Gov. Douglas Ducey (R) signed into law April 13 a measure that bars any Arizona company from regulating the “sale, use or disposition of auxiliary containers,” which includes single-use plastic bags as well as foam containers, boxes, cans and bottles. The new law also would prohibit local governments from requiring businesses to report how much energy they use, and from imposing mandatory recycling regulations.
Several major statewide business groups supported the measure, written by state Rep. Warren Petersen (R-Gilbert), including the Arizona Retailers Association and Arizona Food Marketing Alliance. They argued that plastic bag laws create a patchwork of mismatched regulations that increase costs for stores and confuse customers.

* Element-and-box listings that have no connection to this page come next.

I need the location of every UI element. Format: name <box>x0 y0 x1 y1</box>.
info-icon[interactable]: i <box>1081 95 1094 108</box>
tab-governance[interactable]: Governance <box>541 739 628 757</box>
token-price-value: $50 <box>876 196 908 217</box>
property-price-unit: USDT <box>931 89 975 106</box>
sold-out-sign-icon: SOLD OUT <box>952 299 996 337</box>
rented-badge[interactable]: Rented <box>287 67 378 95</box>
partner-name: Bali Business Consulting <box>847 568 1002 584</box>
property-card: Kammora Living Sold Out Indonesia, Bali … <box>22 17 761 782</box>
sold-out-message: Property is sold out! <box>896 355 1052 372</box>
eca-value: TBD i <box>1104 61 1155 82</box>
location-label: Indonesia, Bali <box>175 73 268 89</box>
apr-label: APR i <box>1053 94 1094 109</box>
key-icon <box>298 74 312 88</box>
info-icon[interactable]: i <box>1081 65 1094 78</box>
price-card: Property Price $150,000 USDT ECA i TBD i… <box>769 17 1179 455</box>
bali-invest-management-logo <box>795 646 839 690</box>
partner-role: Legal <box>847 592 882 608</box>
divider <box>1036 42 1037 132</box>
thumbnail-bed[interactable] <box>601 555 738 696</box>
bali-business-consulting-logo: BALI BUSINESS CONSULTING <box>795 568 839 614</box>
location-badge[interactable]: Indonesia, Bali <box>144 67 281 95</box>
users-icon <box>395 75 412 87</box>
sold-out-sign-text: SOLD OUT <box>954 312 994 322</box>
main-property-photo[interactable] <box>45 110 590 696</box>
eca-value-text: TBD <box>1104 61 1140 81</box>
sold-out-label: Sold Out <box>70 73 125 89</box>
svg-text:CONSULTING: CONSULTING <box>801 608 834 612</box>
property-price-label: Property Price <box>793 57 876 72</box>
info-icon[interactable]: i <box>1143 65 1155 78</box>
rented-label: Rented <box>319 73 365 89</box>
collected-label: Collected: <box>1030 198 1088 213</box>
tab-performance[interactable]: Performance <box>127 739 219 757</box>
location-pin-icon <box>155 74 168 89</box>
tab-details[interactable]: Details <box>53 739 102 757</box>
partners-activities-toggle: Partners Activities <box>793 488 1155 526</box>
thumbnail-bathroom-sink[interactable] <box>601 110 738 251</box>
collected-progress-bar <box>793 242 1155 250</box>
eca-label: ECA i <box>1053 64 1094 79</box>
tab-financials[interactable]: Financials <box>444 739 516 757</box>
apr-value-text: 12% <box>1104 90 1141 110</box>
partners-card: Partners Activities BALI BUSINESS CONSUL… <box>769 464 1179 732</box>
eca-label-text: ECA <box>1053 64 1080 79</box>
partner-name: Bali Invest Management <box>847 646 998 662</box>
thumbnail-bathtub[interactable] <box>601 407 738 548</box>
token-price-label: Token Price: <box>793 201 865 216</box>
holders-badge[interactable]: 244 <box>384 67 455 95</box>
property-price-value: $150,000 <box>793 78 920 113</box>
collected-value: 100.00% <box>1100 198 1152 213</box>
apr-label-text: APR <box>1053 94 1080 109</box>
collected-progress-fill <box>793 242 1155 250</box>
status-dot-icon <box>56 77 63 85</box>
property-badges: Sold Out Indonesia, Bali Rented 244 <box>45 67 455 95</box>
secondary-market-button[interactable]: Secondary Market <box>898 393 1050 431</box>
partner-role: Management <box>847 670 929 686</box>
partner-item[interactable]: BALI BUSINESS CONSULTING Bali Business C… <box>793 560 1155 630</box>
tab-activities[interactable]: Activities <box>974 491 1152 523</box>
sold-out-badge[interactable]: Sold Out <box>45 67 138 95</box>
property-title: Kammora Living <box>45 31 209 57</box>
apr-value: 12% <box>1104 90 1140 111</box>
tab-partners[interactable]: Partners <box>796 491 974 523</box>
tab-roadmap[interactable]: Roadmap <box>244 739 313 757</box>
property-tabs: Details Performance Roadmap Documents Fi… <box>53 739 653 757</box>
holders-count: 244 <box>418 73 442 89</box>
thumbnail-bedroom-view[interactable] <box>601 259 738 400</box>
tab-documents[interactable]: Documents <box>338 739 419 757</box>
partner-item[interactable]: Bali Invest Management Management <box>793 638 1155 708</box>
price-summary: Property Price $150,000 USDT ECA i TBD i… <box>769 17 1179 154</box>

Only one Arizona city — Bisbee, in the southeastern corner of the state, population 5,575 — had so far approved a ban on single-use plastic bags and a 5-cent tax on paper ones. But other cities, including Kingman, Tempe and Flagstaff, were considering bag bans or taxes. Bisbee's ban went into effect on Earth Day 2014; the new state law overturns it.
In 2008 and 2009, the Arizona state legislature tried and failed to pass several plastic bag-related bills, including a state-wide ban and state-wide mandatory recycling.
The law is the first of its kind in the United States, though Missouri is considering a similar measure and Georgia lawmakers voted down a ban on bans earlier this year.